The SEC has sent Paxos a Wells Notice a letter regulators use to inform companies of planned enforcement actions the Wall Street Journal reported on Feb. 12, citing people familiar with the matter.
The notice said Binance USD was an unregistered security, according to people familiar with the matter. According to Investopedia, after receiving a Wells Notice, defendants have 30 days to respond to it with a legal brief called a Wells Submission, an opportunity to argue why charges should not be brought against a potential defendant.
An SEC spokesperson told Cointelegraph that it “does not comment on the existence of a possible investigation.”
A spokesperson for Binance said that BUSD is “a product issued and owned by Paxos,” and that Binance licensed its brand to the company to use with BUSD. The spokesperson added that Paxos is regulated by the New York Department of Financial Services and that BUSD is a “1-to-1 backed stablecoin.”
“Stablecoins are an important safety net for investors seeking refuge in volatile markets, and restricting their access will directly harm millions of people around the world,” a Binance representative said. “We will continue to monitor the situation. Our global users can use Stablecoins of all kinds.”
Cointelegraph reached out to Paxos for comment but did not immediately hear back. Paxos is the owner and issuer of BUSD, a U.S. dollar-backed stablecoin that has existed since the company entered into a partnership with Binance in September 2019. It is the third largest stablecoin with a current market cap of over $16 billion.
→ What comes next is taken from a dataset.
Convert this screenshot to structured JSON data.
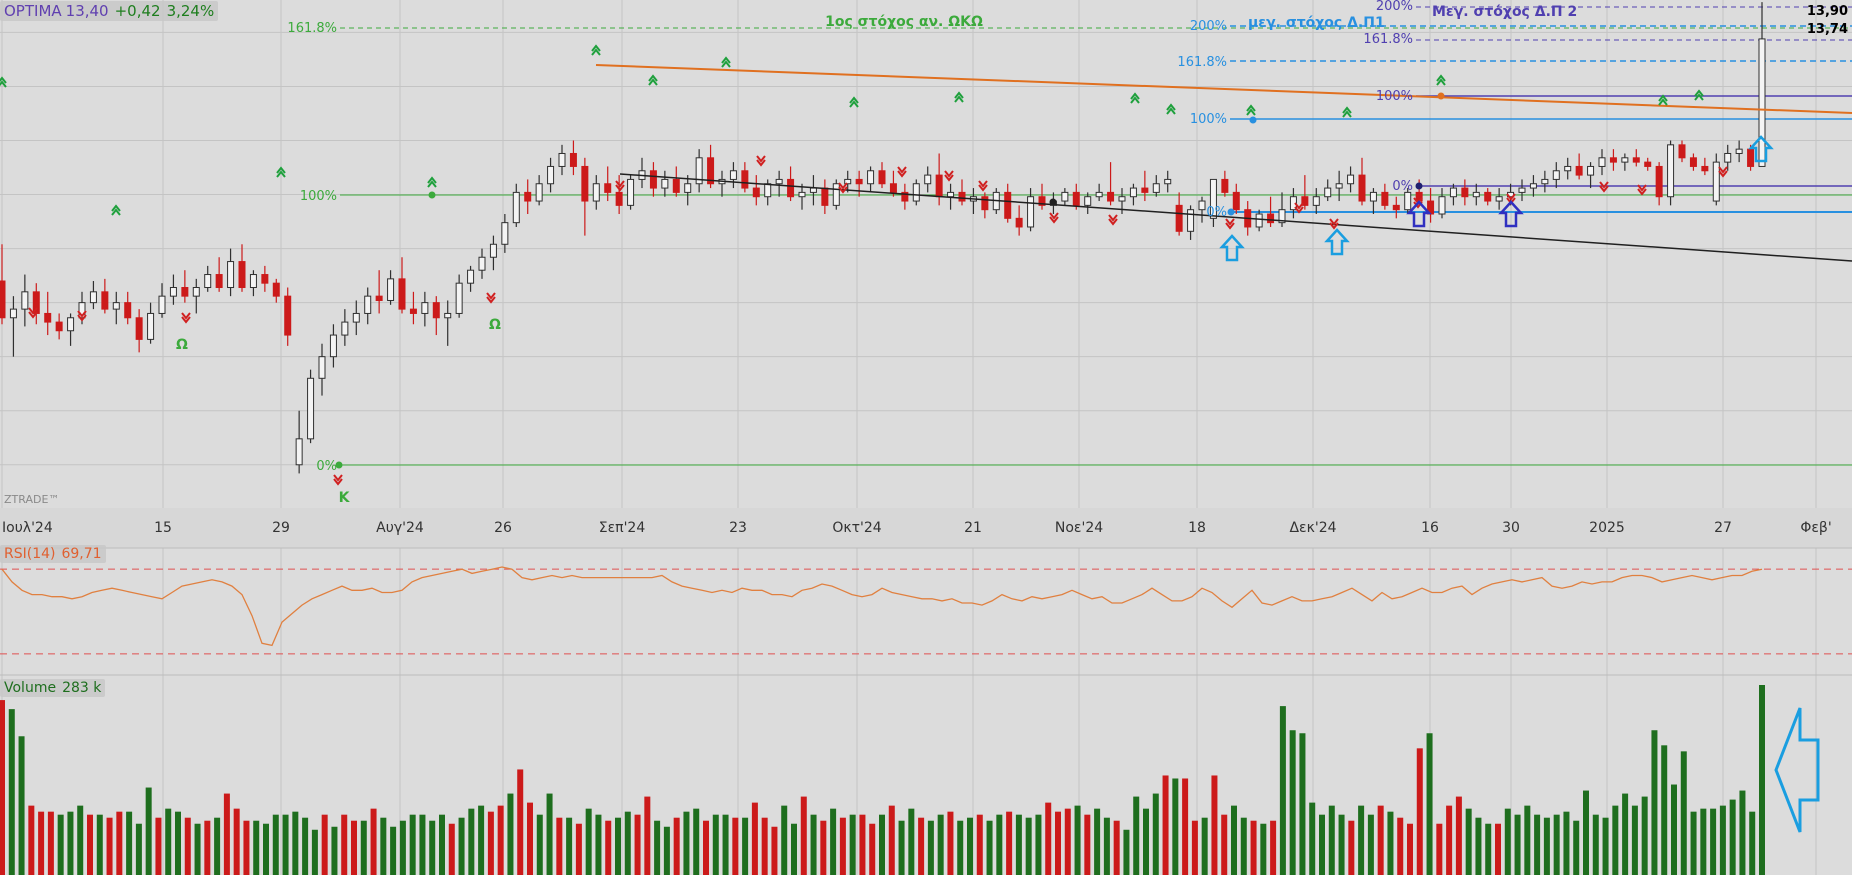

Paxos is also the creator of the Paxos Dollar (USDP) stablecoin, launched in 2018, and the driving force behind digital asset exchange itBit, which was formed alongside Paxos in 2012.
Fox Business reporter Eleanor Terrett tweeted on Feb. 12 that the move was a "unilateral effort" by the SEC and other regulators on the "crypto blitz." More Wells notifications are expected to be sent in the coming weeks, she said. The reported action is the latest in what appears to be a crackdown by the SEC against cryptocurrency-related companies. On Feb. 9, regulators announced a $30 million settlement with cryptocurrency exchange Kraken for failing to register its cryptocurrency staking program, which the SEC claimed was a security. Following the action, SEC Chairman Gary Gensler warned crypto firms to "come in and obey the law."
The SEC has faced criticism from its own people for its actions against Kraken. On Feb. 10, SEC Commissioner Hester Peirce said the SEC's actions were "not an efficient or fair way to regulate," and slammed her own agency for shutting down a program that "served people well."
It was also reported last week that the NYDFS was investigating Paxos. However, the exact motivation behind the investigation is currently unclear.